Saskatoon shop's future uncertain after banned products pulled from shelf

January 22, 2014 - 6:04pm
Brit Foods' owner Tony Badger had several of his products pulled from his shelves after the Canadian Food Inspection Agency deemed them illegal. Lasia Kretzel/News Talk Radio
Brit Foods' owner Tony Badger had several of his products pulled from his shelves after the Canadian Food Inspection Agency deemed them illegal. Lasia Kretzel/News Talk Radio

The future of a Saskatoon British specialty shop is in limbo after several of its most popular foods were deemed illegal and pulled from the shelves.

Brit Foods owner Tony Badger said he’s sold products like Irn-Bru, Marmite and Ovaltine in his three stores since 1997, but according to the Canadian Food Inspection Agency (CFIA) some of their ingredients are illegal in Canada.

“We’ve been bringing Irn Bru in since the very beginning,” Badger said, adding he was confused by the CFIA’s sudden seizure. “My understanding was we were importing legally. We’ve been declaring it through a customs broker and we’ve never had an issue until now.”

Irn-Bru, a Scottish, caffeinated soft drink that’s second only to Scotch in popularity, contains the red food colouring Ponceau 4R which is not on the CFIA’s approved list of food additives, making it illegal. Meanwhile, Marmite, Ovaltine, Lucozade, Penguin Bars and Bovril "are enriched with vitamins and minerals” and therefore illegal, according to the CFIA’s letter to Badger.

Other products like canned soup and stock contained too much animal products.

Badger runs a store in Saskatoon for two-and-a-half years and also has stores in Edmonton Alta, and Parksville, B.C. He said this is the first time he’s had trouble with his products and that he’s seen Marmite and Ovaltine sold in other stores across Canada.

Badger's product trouble began last October when his Christmas shipment was detained for inspection.

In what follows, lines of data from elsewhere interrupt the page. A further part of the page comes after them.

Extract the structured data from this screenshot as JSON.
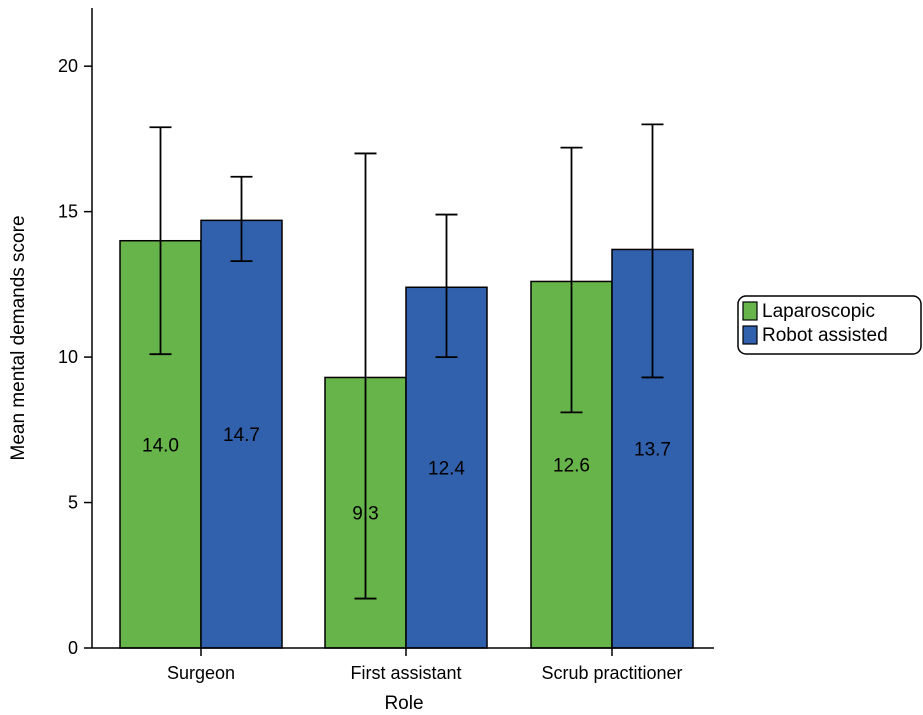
{
  "chart_data": {
    "type": "bar",
    "xlabel": "Role",
    "ylabel": "Mean mental demands score",
    "ylim": [
      0,
      22
    ],
    "yticks": [
      0,
      5,
      10,
      15,
      20
    ],
    "grid": false,
    "legend_position": "right",
    "categories": [
      "Surgeon",
      "First assistant",
      "Scrub practitioner"
    ],
    "series": [
      {
        "name": "Laparoscopic",
        "color": "#66b44a",
        "values": [
          14.0,
          9.3,
          12.6
        ],
        "value_labels": [
          "14.0",
          "9.3",
          "12.6"
        ],
        "error_low": [
          10.1,
          1.7,
          8.1
        ],
        "error_high": [
          17.9,
          17.0,
          17.2
        ]
      },
      {
        "name": "Robot assisted",
        "color": "#3160ad",
        "values": [
          14.7,
          12.4,
          13.7
        ],
        "value_labels": [
          "14.7",
          "12.4",
          "13.7"
        ],
        "error_low": [
          13.3,
          10.0,
          9.3
        ],
        "error_high": [
          16.2,
          14.9,
          18.0
        ]
      }
    ]
  }
}
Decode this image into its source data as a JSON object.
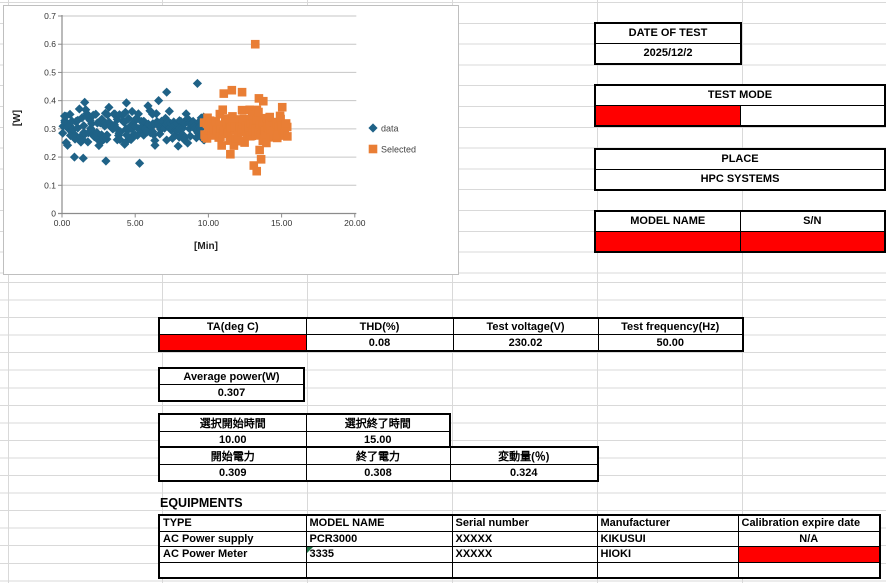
{
  "colors": {
    "cell_red": "#FF0000",
    "series_blue": "#1F6287",
    "series_orange": "#E97E35",
    "grid_line": "#D9D9D9"
  },
  "chart_data": {
    "type": "scatter",
    "title": "",
    "xlabel": "[Min]",
    "ylabel": "[W]",
    "xlim": [
      0,
      20
    ],
    "ylim": [
      0,
      0.7
    ],
    "xticks": {
      "values": [
        0,
        5,
        10,
        15,
        20
      ],
      "labels": [
        "0.00",
        "5.00",
        "10.00",
        "15.00",
        "20.00"
      ]
    },
    "yticks": {
      "values": [
        0,
        0.1,
        0.2,
        0.3,
        0.4,
        0.5,
        0.6,
        0.7
      ],
      "labels": [
        "0",
        "0.1",
        "0.2",
        "0.3",
        "0.4",
        "0.5",
        "0.6",
        "0.7"
      ]
    },
    "grid": "horizontal",
    "legend_position": "right",
    "series": [
      {
        "name": "data",
        "marker": "diamond",
        "color": "#1F6287",
        "band": {
          "x_start": 0.0,
          "x_end": 9.7,
          "points": 200,
          "y_mean": 0.303,
          "y_min": 0.235,
          "y_max": 0.4
        },
        "outliers": [
          [
            0.85,
            0.2
          ],
          [
            1.45,
            0.196
          ],
          [
            1.55,
            0.394
          ],
          [
            3.0,
            0.186
          ],
          [
            5.3,
            0.178
          ],
          [
            4.4,
            0.392
          ],
          [
            6.6,
            0.4
          ],
          [
            7.15,
            0.43
          ],
          [
            9.25,
            0.461
          ]
        ]
      },
      {
        "name": "Selected",
        "marker": "square",
        "color": "#E97E35",
        "band": {
          "x_start": 9.75,
          "x_end": 15.4,
          "points": 125,
          "y_mean": 0.305,
          "y_min": 0.24,
          "y_max": 0.385
        },
        "outliers": [
          [
            11.05,
            0.425
          ],
          [
            11.6,
            0.437
          ],
          [
            12.3,
            0.43
          ],
          [
            13.45,
            0.408
          ],
          [
            13.75,
            0.398
          ],
          [
            11.5,
            0.21
          ],
          [
            13.5,
            0.225
          ],
          [
            13.1,
            0.17
          ],
          [
            13.3,
            0.15
          ],
          [
            13.6,
            0.192
          ],
          [
            13.2,
            0.6
          ]
        ]
      }
    ]
  },
  "info": {
    "date_of_test": {
      "label": "DATE OF TEST",
      "value": "2025/12/2"
    },
    "test_mode": {
      "label": "TEST MODE",
      "value": ""
    },
    "place": {
      "label": "PLACE",
      "value": "HPC SYSTEMS"
    },
    "model": {
      "label": "MODEL NAME",
      "value": ""
    },
    "sn": {
      "label": "S/N",
      "value": ""
    }
  },
  "params_table": {
    "headers": [
      "TA(deg C)",
      "THD(%)",
      "Test voltage(V)",
      "Test frequency(Hz)"
    ],
    "values": [
      "",
      "0.08",
      "230.02",
      "50.00"
    ]
  },
  "average_power": {
    "label": "Average power(W)",
    "value": "0.307"
  },
  "selection_table": {
    "start_label": "選択開始時間",
    "end_label": "選択終了時間",
    "start_value": "10.00",
    "end_value": "15.00",
    "p_start_label": "開始電力",
    "p_end_label": "終了電力",
    "delta_label": "変動量(％)",
    "p_start_value": "0.309",
    "p_end_value": "0.308",
    "delta_value": "0.324"
  },
  "equipments": {
    "title": "EQUIPMENTS",
    "headers": [
      "TYPE",
      "MODEL NAME",
      "Serial number",
      "Manufacturer",
      "Calibration expire date"
    ],
    "rows": [
      {
        "type": "AC Power supply",
        "model": "PCR3000",
        "serial": "XXXXX",
        "mfr": "KIKUSUI",
        "cal": "N/A"
      },
      {
        "type": "AC Power Meter",
        "model": "3335",
        "serial": "XXXXX",
        "mfr": "HIOKI",
        "cal": ""
      },
      {
        "type": "",
        "model": "",
        "serial": "",
        "mfr": "",
        "cal": ""
      }
    ]
  }
}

Badger said that isn’t unusual but he began to ask questions when the process took longer than usual.

He said sending requests for more information and getting anything in writing was a challenge and all the CFIA told him was that some of his products didn’t meet Canadian standards. In order to get the legal products released, Badger had to abandon the seized products. What was left of the shipment finally arrived on Dec. 18. He said he still hasn’t received a list of the products that were seized and abandoned.

CFIA officials then came to his store last Thursday and seized the remaining product from his shelves.

“The concern now is, with the next shipment, if it gets held there may be new issues with new products, so it somewhat paralyzes our ability to bring new product in,” he said, adding the uncertainty is killing his business.

Badger said so far the matter has cost him more than $20,000.

“I’m disappointed with it,” regular customer Brian Smith said.

Smith said he regularly comes to the shop for Ovaltine and Royal Game soup, both of which were removed.

“I can feel for Tony on this because I think it’s unfair that he’s been in business since 1997 and now they’re all of a sudden stopping it. It’s good enough for the U.K., it should be good enough for Canada,” he said.

Badger’s only silver lining has been word that the CFIA is now conducting a health-risk assessment to see whether the products should be sold in Canada.

“When this health-risk assessment is done we should know definitively whether you can import Irn-Bru,” he said.

Irn-Bru maker A.G. Barr's website said the company is working to replace the food colouring to bring the product in line with the new guidelines set by the Food Standards Agency. The company assures the public the colouring is safe but all products with Ponceau 4R (E124) must carry a warning label stating the it could cause hyperactivity in children.

The CFIA could not be reached for comment.